Building Dignity in Vancouver
This piece was taken from the latest NCM Magazine issue, Summer 2018, available online now. Read the full article here.
For the people in the Downtown Eastside neighborhood in Vancouver, B.C., hope can seem distant. The neighborhood is infamous for rampant drug use, homelessness, and poverty. And since 1992, Mission Possible has served right in the middle of it.
In the complicated world of development and empowerment, it would be easy to get lost in the facts. Of the approximately 18,000 who call Downtown Eastside home, about 10,000 are living in poverty. That’s over half of the population who struggles to make ends meet. Many struggle with addiction, too. Emergency services receive dozens of calls each day addressing drug overdose.
In the 25 years it’s been serving the Downtown Eastside, Mission Possible has transformed to better serve the community. About ten years ago, the organization started developing employment opportunities for the people of Downtown Eastside.
Rather than only providing for physical needs, the group wanted to address the dignity that everyone – no matter where they were in life – inherently has. Matthew Smedley, the organization’s Executive Director and CEO, says that their main goal is to make a difference for the neighborhood’s residents.
“It’s been kind of a long journey of kind of building and adapting to create what we have today, and probably we’ll find other iterations into the future, but we’re really just trying to leverage what we have to make a difference for the people who are here,” Matthew says.
So far, that program model seems to be working. Mission Possible provides six-month positions for people who are trying to turn their lives around. Even the name of the program shows Mission Possible’s commitment to community: MP Neighbors. Those hired for the contract join fulltime employees in cleaning up the streets and engaging with people who call them home.
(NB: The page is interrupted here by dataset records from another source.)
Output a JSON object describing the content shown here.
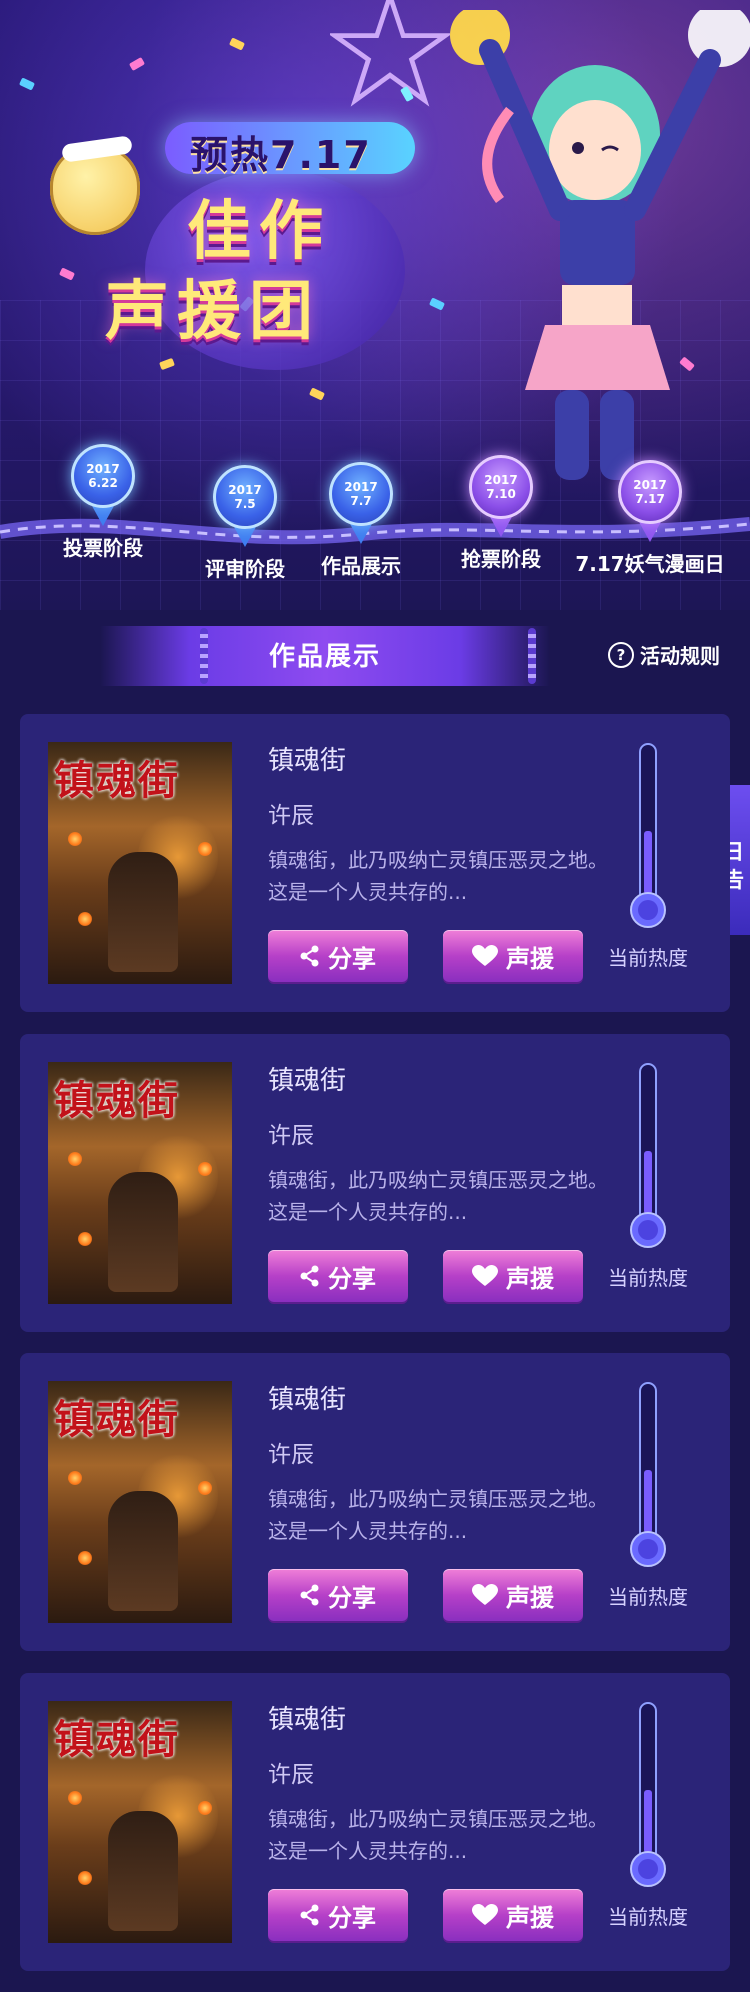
{
  "hero": {
    "pill": "预热7.17",
    "title_line1": "佳作",
    "title_line2": "声援团"
  },
  "timeline": [
    {
      "date_year": "2017",
      "date_md": "6.22",
      "label": "投票阶段"
    },
    {
      "date_year": "2017",
      "date_md": "7.5",
      "label": "评审阶段"
    },
    {
      "date_year": "2017",
      "date_md": "7.7",
      "label": "作品展示"
    },
    {
      "date_year": "2017",
      "date_md": "7.10",
      "label": "抢票阶段"
    },
    {
      "date_year": "2017",
      "date_md": "7.17",
      "label": "7.17妖气漫画日"
    }
  ],
  "section": {
    "title": "作品展示",
    "rules": "活动规则"
  },
  "side_tab": {
    "line1": "明日",
    "line2": "预告"
  },
  "cards": [
    {
      "cover_text": "镇魂街",
      "title": "镇魂街",
      "author": "许辰",
      "desc": "镇魂街，此乃吸纳亡灵镇压恶灵之地。这是一个人灵共存的...",
      "share": "分享",
      "cheer": "声援",
      "heat_label": "当前热度",
      "heat": 0.45
    },
    {
      "cover_text": "镇魂街",
      "title": "镇魂街",
      "author": "许辰",
      "desc": "镇魂街，此乃吸纳亡灵镇压恶灵之地。这是一个人灵共存的...",
      "share": "分享",
      "cheer": "声援",
      "heat_label": "当前热度",
      "heat": 0.45
    },
    {
      "cover_text": "镇魂街",
      "title": "镇魂街",
      "author": "许辰",
      "desc": "镇魂街，此乃吸纳亡灵镇压恶灵之地。这是一个人灵共存的...",
      "share": "分享",
      "cheer": "声援",
      "heat_label": "当前热度",
      "heat": 0.45
    },
    {
      "cover_text": "镇魂街",
      "title": "镇魂街",
      "author": "许辰",
      "desc": "镇魂街，此乃吸纳亡灵镇压恶灵之地。这是一个人灵共存的...",
      "share": "分享",
      "cheer": "声援",
      "heat_label": "当前热度",
      "heat": 0.45
    }
  ],
  "colors": {
    "background": "#1b1650",
    "card": "#2b2478",
    "button": "#b640c8",
    "pin_blue": "#3a62e8",
    "pin_purple": "#8b4fe8"
  }
}
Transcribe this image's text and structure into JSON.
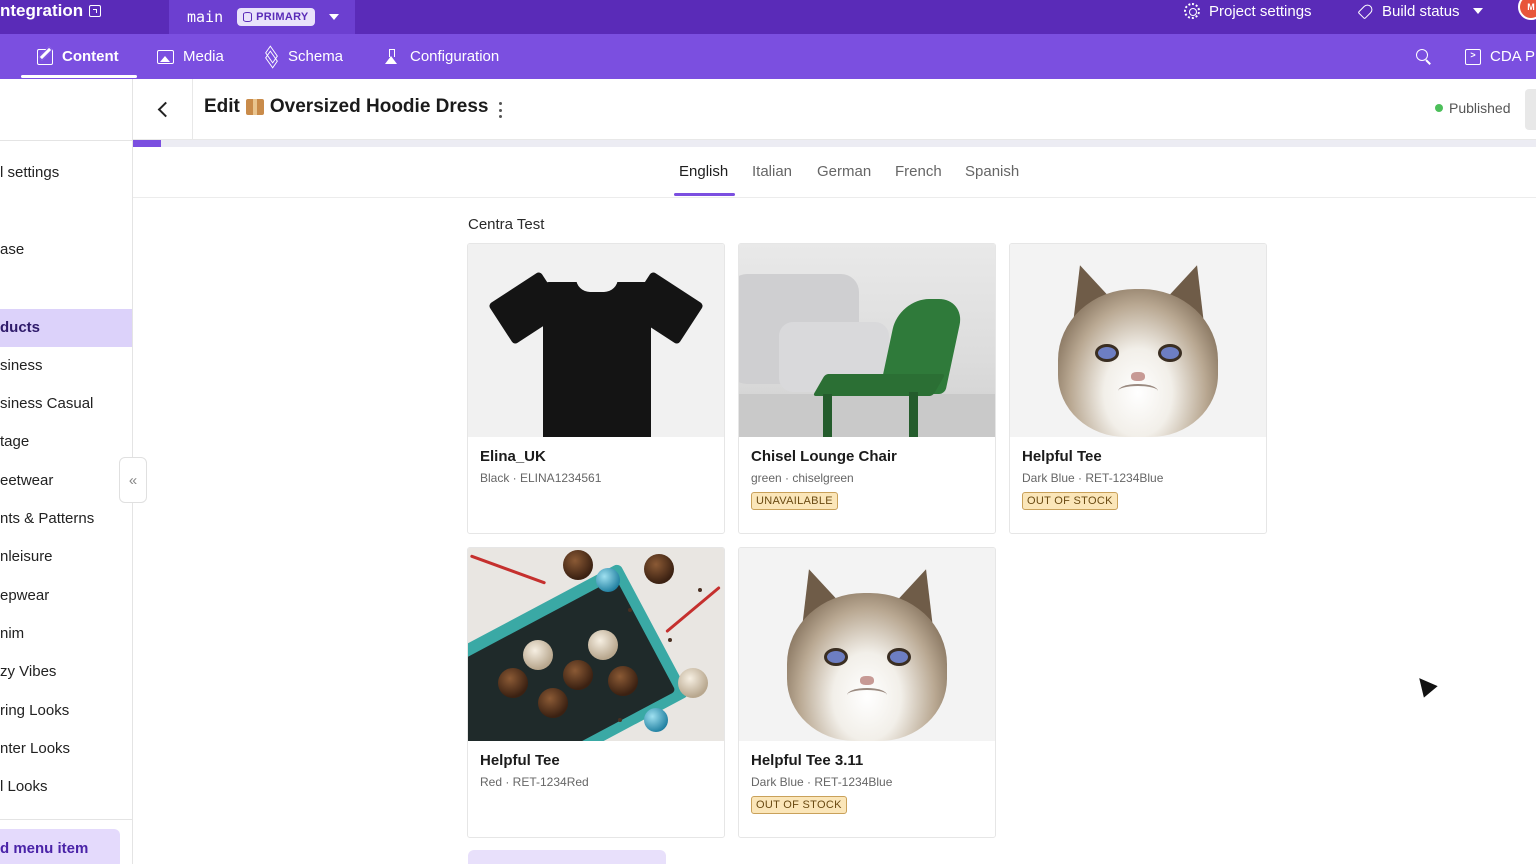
{
  "topbar": {
    "brand": "ntegration",
    "branch": "main",
    "branch_badge": "PRIMARY",
    "project_settings": "Project settings",
    "build_status": "Build status",
    "avatar_initial": "M"
  },
  "nav": {
    "content": "Content",
    "media": "Media",
    "schema": "Schema",
    "configuration": "Configuration",
    "cda": "CDA P"
  },
  "sidebar": {
    "items": [
      {
        "label": "l settings"
      },
      {
        "label": "ase"
      },
      {
        "label": "ducts"
      },
      {
        "label": "siness"
      },
      {
        "label": "siness Casual"
      },
      {
        "label": "tage"
      },
      {
        "label": "eetwear"
      },
      {
        "label": "nts & Patterns"
      },
      {
        "label": "nleisure"
      },
      {
        "label": "epwear"
      },
      {
        "label": "nim"
      },
      {
        "label": "zy Vibes"
      },
      {
        "label": "ring Looks"
      },
      {
        "label": "nter Looks"
      },
      {
        "label": "l Looks"
      }
    ],
    "add_menu_item": "d menu item"
  },
  "header": {
    "edit_prefix": "Edit",
    "record_title": "Oversized Hoodie Dress",
    "status": "Published",
    "status_color": "#4cbf5a"
  },
  "locale_tabs": [
    {
      "label": "English",
      "active": true
    },
    {
      "label": "Italian"
    },
    {
      "label": "German"
    },
    {
      "label": "French"
    },
    {
      "label": "Spanish"
    }
  ],
  "section_label": "Centra Test",
  "products": [
    {
      "title": "Elina_UK",
      "subtitle": "Black · ELINA1234561",
      "badge": "",
      "image": "black-tshirt"
    },
    {
      "title": "Chisel Lounge Chair",
      "subtitle": "green · chiselgreen",
      "badge": "UNAVAILABLE",
      "image": "green-chair"
    },
    {
      "title": "Helpful Tee",
      "subtitle": "Dark Blue · RET-1234Blue",
      "badge": "OUT OF STOCK",
      "image": "grumpy-cat"
    },
    {
      "title": "Helpful Tee",
      "subtitle": "Red · RET-1234Red",
      "badge": "",
      "image": "chocolates"
    },
    {
      "title": "Helpful Tee 3.11",
      "subtitle": "Dark Blue · RET-1234Blue",
      "badge": "OUT OF STOCK",
      "image": "grumpy-cat"
    }
  ],
  "colors": {
    "topbar": "#5a2bb8",
    "navbar": "#7b4fe0",
    "accent": "#7b4fe0",
    "badge_bg": "#fbe6b9"
  }
}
“We are trying to be really intentional,” Matthew says. “The success for us is when people aren’t dependent on us and we’re not providing for them, they’re providing for their own needs.”
A Journey of Recovery
"J" found Mission Possible just when he needed it. He had been struggling with bouts of depression and addiction, and ended up in Downtown Eastside to blend in, he says.
“I just kind of came to the end of myself, or rock bottom, or whatever term you want to use, and I kind of crashed and burned in 2012,” he says. “And that’s when I came into my faith and came into the Lord.”
Shortly after these revelations about God in his life, J was living in an SRO, or single room occupancy, which is a form of affordable housing. It just so happened that his SRO was in the same building as a drop-in center run by Mission Possible. He wanted to make a change in the way he was living to make sure he didn’t fall back into the same patterns he knew. He thought a good place to start might be volunteer work. Luckily, a friend employed by Mission Possible was able to lead him to apply for a position with MP Neighbors on a six-month contract.
J had a gap in his employment while he battled addiction. What struck him, though, was that Mission Possible knew and took a chance on him anyway. After his six months ended, he got a call asking if we would be interested in working with Mission Possible fulltime. Now, he works as the Coordinator of Mission Possible Neighbors.
Many employees have a similar time of unemployment and may not be sure how to keep jobs. During the six-month contract, they get a chance to become comfortable with employment again. They start with three days of workshops, though most of the language comes from experiencing the job and coaching, which all of the permanent staff is trained to do.
That coaching is one of the things that makes Mission Possible unique. Coaches help empower the individuals working for Mission Possible. Rather than pushing certain jobs, they help employees identify what their own strengths are. Then, people can use their own abilities to achieve their goals rather than relying on the service itself.
J was trained as a job coach when he was hired fulltime. That means he gets to help people discover what barriers might be preventing them from working and what they can do to make it over them.
“It’s really amazing: once you give them a safe space and just the freedom to express themselves honestly and authentically, they come up with their own answers to the questions,” he says.
Many of the people who start on a short-term contract end up working for Mission Possible full time. Since six months isn’t very long, Mission Possible makes sure to try to provide as much help as possible along the way. MP Neighbors employees meet with coaches bi-weekly, and one team member’s job is specifically designed to help with the transition to looking for jobs.
“The quality of life stuff is good, but it’s really the dignity and self-worth that really are the lynchpin,” Matthew says. “Those are what kind of hold it all together and make it a success, when people are able to see their own self-worth. From the Christian perspective, it’s helping them know they’re valued and loved.”